REMEMBRANCE – On the right side: the policemen who saved Jews

“If am here today, it is because two families and two brave policemen saved my family when, when Jews were chased and persecuted in the last century,” recalled Ermanno Smulevich (photo below) on February 13 in the Hall of the Queen at Palazzo Montecitorio, the seat of the Chamber of Deputies in Roma. Italian Police commissioners Giovanni Palatucci in Fiume (now Rijeka, Croatia) and Mariano De Vita in Tuscany dared to go against the tide and helped the Smulevich family to escape Nazi-fascist persecution. These two were able to disobey orders and refuse to hand over men, women and children who were being persecuted simply because they were Jews. Their stories, like those of dozens of other agents of the Italian police, are now told in Fecero la scelta giusta (They Made the Right Choice), curated by Raffaele Camposano and presented at an event attended by Italian President Sergio Mattarella. The two-volume research delves into the historical archives of the police to reconstruct the names and biographies of public servants who participated in the Resistance or helped Jews.
“It is an indelible example that must be passed on to the new and future generations of law enforcement officers,” said Chief of Police Vittorio Pisani at the opening ofthe event.
The research, as UCEI President Noemi Di Segni highlighted, contains two fundamental dimensions: that of who had the possibility to make a choice and that of who, as victim of a superior power, were not allowed to. Di Segni emphasized the value of choice, which shapes actions regarding faith, morale, law, and duties – particularly for those, like the State police, who operate in a hierarchical context. As a central principle of Judaism teaches, she recalled, “And you will choose life” (Deuteronomy 30: 15-20).
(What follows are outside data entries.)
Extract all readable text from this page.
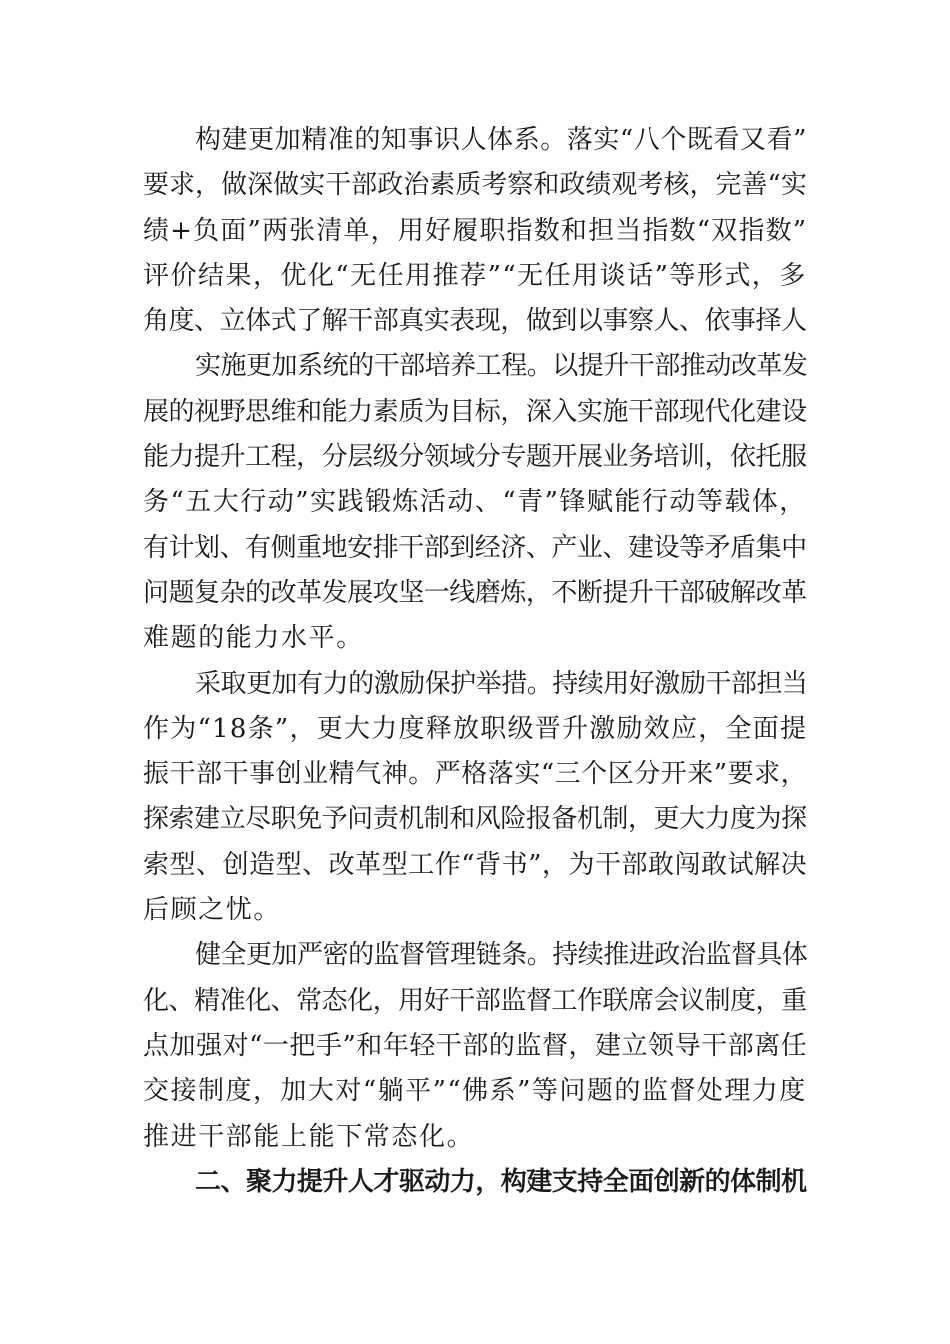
构建更加精准的知事识人体系。落实“八个既看又看”
要求，做深做实干部政治素质考察和政绩观考核，完善“实
绩+负面”两张清单，用好履职指数和担当指数“双指数”
评价结果，优化“无任用推荐”“无任用谈话”等形式，多
角度、立体式了解干部真实表现，做到以事察人、依事择人
实施更加系统的干部培养工程。以提升干部推动改革发
展的视野思维和能力素质为目标，深入实施干部现代化建设
能力提升工程，分层级分领域分专题开展业务培训，依托服
务“五大行动”实践锻炼活动、“青”锋赋能行动等载体，
有计划、有侧重地安排干部到经济、产业、建设等矛盾集中
问题复杂的改革发展攻坚一线磨炼，不断提升干部破解改革
难题的能力水平。
采取更加有力的激励保护举措。持续用好激励干部担当
作为“18条”，更大力度释放职级晋升激励效应，全面提
振干部干事创业精气神。严格落实“三个区分开来”要求，
探索建立尽职免予问责机制和风险报备机制，更大力度为探
索型、创造型、改革型工作“背书”，为干部敢闯敢试解决
后顾之忧。
健全更加严密的监督管理链条。持续推进政治监督具体
化、精准化、常态化，用好干部监督工作联席会议制度，重
点加强对“一把手”和年轻干部的监督，建立领导干部离任
交接制度，加大对“躺平”“佛系”等问题的监督处理力度
推进干部能上能下常态化。
二、聚力提升人才驱动力，构建支持全面创新的体制机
During Fascism and the Nazi occupation, few people made the right choice, explained the Chief Rabbi of Rome Riccardo Di Segni. Following Nazi orders, agents of the Italian Police searched his family home in September 1943. “I tell this story here today because the memory of antisemitic persecution and the State’s participation in it is still alive in our community.” At the same time, the Rabbi continued, we must not forget the individual courage of who, within the State hierarchy, “resisted such orders, ignoring them, slowing down their execution, alerting the victims, facilitating their escape, turning a blind eye, and facing grave personal risks by refusing to comply.”
A striking example is that of De Vita, a commissioner in Pisa, Tuscany, “My grandfather, Sigismondo Smulevich, established a confidential and deeply respectful relationship with him,” recalled his grandson Ermanno. Through his father Alessandro’s diaries, Ermanno reconstructed his family history in the book Matti e Angeli. Una famiglia ebraica nel cuore della Linea Gotica. Diario 1943-1944 (Matti e Angeli. A Jewish Family in the Heart of the Gothic Line) published in 2023 by Pendragon. On 30 November 1943, when the Fascist regime ordered the arrest of Jews, “De Vita immediately dispatched his brother, a policeman, undercover to Firenzuola (a municipality in the Metropolitan City of Florence), to warn my parents to go deeper into hiding.”